それは、ネット系大手旅行販売サイトのYahoo!トラベルが行った、地域共通クーポンの「発行方法」の変更。12月16日以降のチェックイン・出発の予約について、従来は「電子クーポン」として提供されていた地域共通クーポンが、「紙クーポン」での発行へと切り替えられたのだ。同時に、また、一休.comやReluxなどの他の販売サイトも、同じく16日分から紙に切り替えることを発表している。

宿泊施設にチェックインしなくとも取得できる「電子クーポン」で詐欺的不正取得が問題化
そもそも「旅行代金が半額になる」というイメージのGo to トラベルキャンペーンだが、実際には旅行代金の最大35%分は販売価格から直接割引されるのに対し、残りの15%分は地域共通クーポンとして付与され、結果として代金が半額になるわけだ。
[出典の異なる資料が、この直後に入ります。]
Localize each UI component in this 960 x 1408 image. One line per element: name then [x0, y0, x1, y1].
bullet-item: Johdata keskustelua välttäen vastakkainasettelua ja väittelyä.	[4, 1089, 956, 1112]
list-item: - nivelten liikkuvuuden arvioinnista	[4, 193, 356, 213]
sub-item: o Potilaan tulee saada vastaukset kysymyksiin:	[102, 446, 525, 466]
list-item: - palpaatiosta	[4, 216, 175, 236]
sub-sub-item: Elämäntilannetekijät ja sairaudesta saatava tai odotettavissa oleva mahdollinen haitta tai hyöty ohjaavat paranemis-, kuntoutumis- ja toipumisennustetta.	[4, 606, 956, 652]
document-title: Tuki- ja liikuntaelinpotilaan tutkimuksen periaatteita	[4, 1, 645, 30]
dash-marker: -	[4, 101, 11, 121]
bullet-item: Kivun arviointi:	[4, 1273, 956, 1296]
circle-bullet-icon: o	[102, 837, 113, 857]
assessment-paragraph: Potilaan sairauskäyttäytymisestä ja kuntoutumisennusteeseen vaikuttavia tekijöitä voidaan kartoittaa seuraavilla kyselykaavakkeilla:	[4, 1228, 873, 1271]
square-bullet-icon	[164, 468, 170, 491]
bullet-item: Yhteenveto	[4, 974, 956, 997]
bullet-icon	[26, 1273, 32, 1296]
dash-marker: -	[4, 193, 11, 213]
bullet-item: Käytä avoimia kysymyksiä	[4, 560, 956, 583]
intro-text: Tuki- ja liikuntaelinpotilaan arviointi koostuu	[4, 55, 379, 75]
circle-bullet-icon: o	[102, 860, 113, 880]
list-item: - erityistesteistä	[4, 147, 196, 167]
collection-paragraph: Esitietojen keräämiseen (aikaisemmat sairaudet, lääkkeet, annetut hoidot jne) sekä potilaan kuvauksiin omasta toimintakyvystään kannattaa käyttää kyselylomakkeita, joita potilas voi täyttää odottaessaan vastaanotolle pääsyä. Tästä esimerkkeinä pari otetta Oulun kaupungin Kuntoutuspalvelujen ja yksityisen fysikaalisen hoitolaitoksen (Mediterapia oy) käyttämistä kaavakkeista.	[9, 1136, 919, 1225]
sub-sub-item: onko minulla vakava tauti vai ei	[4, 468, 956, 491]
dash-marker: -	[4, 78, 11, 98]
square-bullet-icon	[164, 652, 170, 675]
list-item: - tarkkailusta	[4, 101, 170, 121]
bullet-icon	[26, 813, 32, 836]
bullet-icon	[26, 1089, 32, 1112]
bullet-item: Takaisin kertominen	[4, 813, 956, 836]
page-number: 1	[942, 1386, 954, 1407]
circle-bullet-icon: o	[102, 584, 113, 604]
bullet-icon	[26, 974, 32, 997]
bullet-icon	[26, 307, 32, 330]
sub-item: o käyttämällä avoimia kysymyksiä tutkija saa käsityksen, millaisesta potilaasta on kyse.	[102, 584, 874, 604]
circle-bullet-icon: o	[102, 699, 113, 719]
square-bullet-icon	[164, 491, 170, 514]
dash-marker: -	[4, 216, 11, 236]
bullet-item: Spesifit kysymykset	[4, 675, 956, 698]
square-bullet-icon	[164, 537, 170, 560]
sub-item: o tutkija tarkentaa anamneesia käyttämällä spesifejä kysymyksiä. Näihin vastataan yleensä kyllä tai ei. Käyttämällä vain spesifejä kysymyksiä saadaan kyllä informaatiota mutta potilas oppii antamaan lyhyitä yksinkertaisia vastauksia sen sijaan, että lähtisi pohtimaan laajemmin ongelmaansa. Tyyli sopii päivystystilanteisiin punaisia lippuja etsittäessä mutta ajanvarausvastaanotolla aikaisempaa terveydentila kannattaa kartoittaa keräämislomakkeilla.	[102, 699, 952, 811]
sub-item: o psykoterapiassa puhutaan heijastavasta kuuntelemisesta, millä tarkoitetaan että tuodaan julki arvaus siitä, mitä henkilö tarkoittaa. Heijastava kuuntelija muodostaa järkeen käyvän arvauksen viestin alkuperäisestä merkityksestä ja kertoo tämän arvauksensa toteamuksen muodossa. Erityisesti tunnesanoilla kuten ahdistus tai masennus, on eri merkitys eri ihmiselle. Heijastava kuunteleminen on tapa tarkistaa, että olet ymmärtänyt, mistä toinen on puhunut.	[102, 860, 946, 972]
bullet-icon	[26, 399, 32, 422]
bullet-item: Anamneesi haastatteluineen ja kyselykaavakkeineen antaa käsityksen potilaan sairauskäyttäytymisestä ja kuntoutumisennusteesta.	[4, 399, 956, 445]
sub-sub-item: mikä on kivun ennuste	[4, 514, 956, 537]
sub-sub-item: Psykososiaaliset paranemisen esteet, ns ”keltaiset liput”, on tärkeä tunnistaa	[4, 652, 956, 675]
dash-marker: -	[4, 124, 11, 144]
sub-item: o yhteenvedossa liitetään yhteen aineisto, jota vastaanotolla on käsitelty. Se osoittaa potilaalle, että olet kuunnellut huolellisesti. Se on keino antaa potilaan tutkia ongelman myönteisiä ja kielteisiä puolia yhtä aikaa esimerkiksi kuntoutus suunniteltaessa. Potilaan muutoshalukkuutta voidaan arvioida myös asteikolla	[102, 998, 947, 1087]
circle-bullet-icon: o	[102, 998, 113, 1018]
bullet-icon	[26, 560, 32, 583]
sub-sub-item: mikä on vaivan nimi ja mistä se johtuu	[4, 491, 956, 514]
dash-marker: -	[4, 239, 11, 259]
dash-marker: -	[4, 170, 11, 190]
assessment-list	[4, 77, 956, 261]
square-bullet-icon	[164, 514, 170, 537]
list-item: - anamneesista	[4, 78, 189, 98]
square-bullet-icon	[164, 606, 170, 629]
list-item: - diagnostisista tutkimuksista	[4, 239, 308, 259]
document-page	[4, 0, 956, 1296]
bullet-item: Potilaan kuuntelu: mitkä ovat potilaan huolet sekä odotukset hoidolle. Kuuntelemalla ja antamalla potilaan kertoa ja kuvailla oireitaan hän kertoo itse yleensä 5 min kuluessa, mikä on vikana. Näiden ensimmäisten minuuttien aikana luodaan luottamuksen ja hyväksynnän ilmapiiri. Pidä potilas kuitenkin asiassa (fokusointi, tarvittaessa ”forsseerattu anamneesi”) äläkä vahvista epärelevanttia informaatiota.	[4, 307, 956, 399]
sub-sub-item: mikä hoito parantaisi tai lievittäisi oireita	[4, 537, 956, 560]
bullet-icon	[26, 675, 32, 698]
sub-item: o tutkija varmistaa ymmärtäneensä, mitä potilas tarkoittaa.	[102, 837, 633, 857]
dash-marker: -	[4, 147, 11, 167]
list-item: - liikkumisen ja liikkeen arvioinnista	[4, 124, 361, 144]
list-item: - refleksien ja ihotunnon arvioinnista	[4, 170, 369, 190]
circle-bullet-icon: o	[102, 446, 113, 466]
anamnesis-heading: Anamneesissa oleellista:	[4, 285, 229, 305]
旅行代金の15%分に当たるこの地域共通クーポンは、旅行期間中に限り、旅行先の都道府県ないし隣接する都道府県内に所在する登録店舗において使用が可能な商品券で、電子クーポンの場合は旅行業者より(つまりはYahoo!トラベルなどのサイト上で)、紙クーポンの場合は訪れた宿泊先施設から直接配布されるシステム。電子クーポンなのか紙なのかは旅行業者によって異なり、Yahoo!トラベルや一休.comは電子、楽天やじゃらんは紙、JTBなどはインターネット予約の場合は電子、実店舗での予約は紙などとなっていた。
しかし、地域共通クーポンはコンビニやドラッグストア、飲食店など多くの店舗で使用することができる非常に便利なものであり、さらに当初電子クーポンは、なんと宿泊施設に実際にチェックインしなくても、宿泊日の15時以降に予約番号を入力すると受け取れる仕組みとなっていたため、不正取得が多発。宿泊を無断キャンセルした上で、クーポンの利用だけを行うという詐欺的行為が全国で見られ、11月29日には逮捕者まで出てしまう。およそ54万円分の電子クーポンを詐取した容疑で、神奈川県在住の男が警視庁に逮捕されたのだ。
こうした不正に対応するため、所轄官庁の観光庁は11月25日より、クーポンの利用にはSNS認証を必要とする防止策を導入。しかしその後も、関西の宿泊施設で連泊予約をキャンセルし約7万円のクーポン不正利用が行われたことが報じられるなど、根本的な問題の解決には至っていなかった。